Ren Zhengfei ama a China y apoya el liderazgo del Partido Comunista, pero no haría nada que pudiese dañar al mundo. Y si el régimen de Pekín le pidiese información confidencial de sus clientes, se negaría a proporcionarla. Al menos, eso es lo que ha dicho esta semana el fundador y actual presidente de Huawei, que también es padre de Meng Wanzhou, la vicepresidenta del gigante tecnológico arrestada en Canadá.

En una inusual conversación con periodistas extranjeros -su última entrevista la concedió en 2015-, Ren ha tratado de contrarrestar la creciente preocupación en Occidente por la posibilidad de que su empresa sirva para que el Gobierno chino espíe. No obstante, las buenas intenciones de este hombre de 74 años, que fue miembro del Cuerpo de Ingenieros del Ejército durante la Revolución Cultural y que actualmente pertenece al PCCh, chocan con la realidad de la Ley de Seguridad Nacional que da poderes casi absolutos al régimen de Pekín.
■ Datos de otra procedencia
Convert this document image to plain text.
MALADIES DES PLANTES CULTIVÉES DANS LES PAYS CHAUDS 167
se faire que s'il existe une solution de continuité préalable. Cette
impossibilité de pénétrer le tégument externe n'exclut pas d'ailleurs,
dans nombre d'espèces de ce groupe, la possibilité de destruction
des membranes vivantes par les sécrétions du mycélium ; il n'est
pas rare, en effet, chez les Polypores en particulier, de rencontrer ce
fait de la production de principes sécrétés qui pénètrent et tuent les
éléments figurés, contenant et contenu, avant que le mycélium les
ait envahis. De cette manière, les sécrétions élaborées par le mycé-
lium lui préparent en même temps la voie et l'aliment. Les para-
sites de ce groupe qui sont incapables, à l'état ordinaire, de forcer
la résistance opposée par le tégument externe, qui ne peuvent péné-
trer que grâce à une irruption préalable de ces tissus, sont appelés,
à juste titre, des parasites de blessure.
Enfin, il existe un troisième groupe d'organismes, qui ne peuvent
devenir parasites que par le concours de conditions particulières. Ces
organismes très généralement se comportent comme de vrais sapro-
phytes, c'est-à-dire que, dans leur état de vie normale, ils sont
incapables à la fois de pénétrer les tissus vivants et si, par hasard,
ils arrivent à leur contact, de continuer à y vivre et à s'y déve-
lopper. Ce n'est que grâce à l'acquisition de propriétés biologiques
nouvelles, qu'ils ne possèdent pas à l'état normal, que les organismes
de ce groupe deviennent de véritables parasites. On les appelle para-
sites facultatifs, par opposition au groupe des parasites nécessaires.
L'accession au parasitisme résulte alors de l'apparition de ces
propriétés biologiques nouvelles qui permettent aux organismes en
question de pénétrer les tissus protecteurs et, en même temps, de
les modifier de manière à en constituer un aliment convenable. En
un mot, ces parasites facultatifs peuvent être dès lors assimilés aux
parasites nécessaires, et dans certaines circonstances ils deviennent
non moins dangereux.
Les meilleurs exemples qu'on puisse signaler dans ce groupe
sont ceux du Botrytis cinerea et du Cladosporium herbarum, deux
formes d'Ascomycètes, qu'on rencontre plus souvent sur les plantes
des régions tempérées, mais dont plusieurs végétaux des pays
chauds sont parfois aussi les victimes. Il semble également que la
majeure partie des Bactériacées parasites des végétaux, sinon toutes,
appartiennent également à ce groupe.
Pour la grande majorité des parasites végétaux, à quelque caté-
En cualquier caso, la posibilidad de que Huawei instale 'puertas traseras' en las redes 5G que tiene previsto desarrollar por el mundo es, de momento, solo una especulación. Hasta ahora ningún Gobierno ha presentado pruebas de que eso sea así, pero la mera sospecha ya puede hacer gran daño a la empresa, porque la nueva era de las telecomunicaciones incrementará notablemente la vulnerabilidad del mundo ante ataques de 'hackers'.

No en vano, el 5G permitirá la conexión a Internet de miles de millones de aparatos, incluidos los futuros vehículos autónomos. Eso también supone que se podrá acceder a sus datos y manipular sus operaciones. «Se crean nuevas vulnerabilidades, porque la presencia notable de Huawei en la creación de las redes abre un nuevo frente en los ámbitos del ciberespionaje y del 'malware'», explicó a Bloomberg uno de los comisarios que aconsejan al Congreso de los Estados Unidos, Michael Wessel. Claro que esa capacidad no es exclusiva de Huawei. También nos podrán espiar otras compañías.